Sunday, July 10, 2022

Homily One for the Fourth Sunday of Matthew (St. Luke of Simferopol)


 By St. Luke, Archbishop of Simferopol and All Crimea

(Delivered on July 22, 1957)

You heard in the current Gospel reading about the deep humility that surprised the Lord Jesus Christ Himself, which was shown by the Roman centurion-pagan, who came to the Lord Jesus Christ to ask for the healing of his seriously ill servant.

They also heard the deeply important words of the Lord Jesus spoken on this occasion: “Truly, I tell you, even in Israel I did not find such faith. I tell you that many will come from the east and the west and sit down with Abraham, Isaac and Jacob in the kingdom of heaven; but the sons of the kingdom will be cast out into outer darkness: there will be weeping and gnashing of teeth” (Matthew 8:10-12).

These prophetic words of our Lord Jesus Christ have been fulfilled.

In the Far East, in Japan, the light of Christ has long shone, and many martyrs, in severe suffering, gave their lives for faith in the Lord Jesus Christ.

In the far West, in the southern states of North America, and in Africa in the far south, there are more than two million Negro Christians. And there is no people for whom the light of Christ has not shone. Let us remember that our Lord Jesus Christ compared the Kingdom of Heaven with a net thrown into the sea and capturing fish of all kinds, which, when full, they dragged ashore and sat down, collected the good in vessels, and threw the bad out.

The net of Christ was thrown wide over all mankind, but very much of what they seized had to be thrown away as worthless, and left a small but precious flock of Christ.

It consists of those about whom we read in the first chapter of the Gospel of John the Theologian: “He came to his own, and His own did not receive Him. And to those who received Him, to those who believed in His name, He gave the power to become children of God” (John 1:11-12).

Why is there so little value left in Christ's net? Because the whole human race is divided into two very unequal parts: the vast majority are those who are called in the Holy Scriptures "the people of the earth." These are those for whom the interests of well-being in earthly life are most important and even the only important. And they are indifferent to the blessings of eternal life, in which they believe little or not at all.

That spiritual disposition, which our Lord Jesus Christ requires in His great commandments of the Beatitudes, is not only completely alien to them, but also prevents them from achieving their own goals of earthly well-being.

At the poor in spirit, the humble and meek, they laugh and despise them. They exalt pride and strength and courage in the fight. They do not think about purity of heart. Of course, they do not want to be persecuted for Christ's sake, but the believers are vilified.
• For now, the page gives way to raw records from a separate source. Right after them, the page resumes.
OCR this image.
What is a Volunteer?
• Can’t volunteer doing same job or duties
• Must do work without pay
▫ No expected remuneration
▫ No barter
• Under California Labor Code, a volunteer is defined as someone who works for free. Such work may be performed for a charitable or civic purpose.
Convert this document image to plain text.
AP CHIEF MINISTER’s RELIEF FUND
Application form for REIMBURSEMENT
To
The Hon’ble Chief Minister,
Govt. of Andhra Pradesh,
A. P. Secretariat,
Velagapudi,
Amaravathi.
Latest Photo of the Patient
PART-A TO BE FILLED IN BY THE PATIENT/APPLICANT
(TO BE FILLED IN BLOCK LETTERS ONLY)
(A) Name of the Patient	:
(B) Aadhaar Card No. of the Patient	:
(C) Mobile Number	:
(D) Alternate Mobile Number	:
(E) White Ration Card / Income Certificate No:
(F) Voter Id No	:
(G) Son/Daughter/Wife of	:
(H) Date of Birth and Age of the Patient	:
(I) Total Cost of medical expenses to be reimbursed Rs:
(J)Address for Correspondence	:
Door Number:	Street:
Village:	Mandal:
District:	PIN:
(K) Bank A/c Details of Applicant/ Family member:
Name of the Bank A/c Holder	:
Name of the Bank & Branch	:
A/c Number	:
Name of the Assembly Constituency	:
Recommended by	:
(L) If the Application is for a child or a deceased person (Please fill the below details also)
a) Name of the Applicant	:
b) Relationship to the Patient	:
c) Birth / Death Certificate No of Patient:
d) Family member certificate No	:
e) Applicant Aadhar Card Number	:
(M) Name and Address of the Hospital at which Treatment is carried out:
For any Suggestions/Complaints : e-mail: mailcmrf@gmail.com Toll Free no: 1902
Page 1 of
For them, of course, "Christianity failed," according to the caustic and catchphrase word of one of the frivolous French encyclopedic philosophers, who ridiculed the entire Gospel of Christ.

And for the small flock of Christ, of course, it was completely successful, because only for the sake of this flock did our Lord Jesus Christ shed His priceless Divine Blood on the terrible Cross of Golgotha.

To Him, our Savior from eternal death, let us give our whole hearts - all our love and all our thoughts, inseparably from His Eternal Father and His All-Holy and Good and Life-giving Spirit forever and ever. Amen.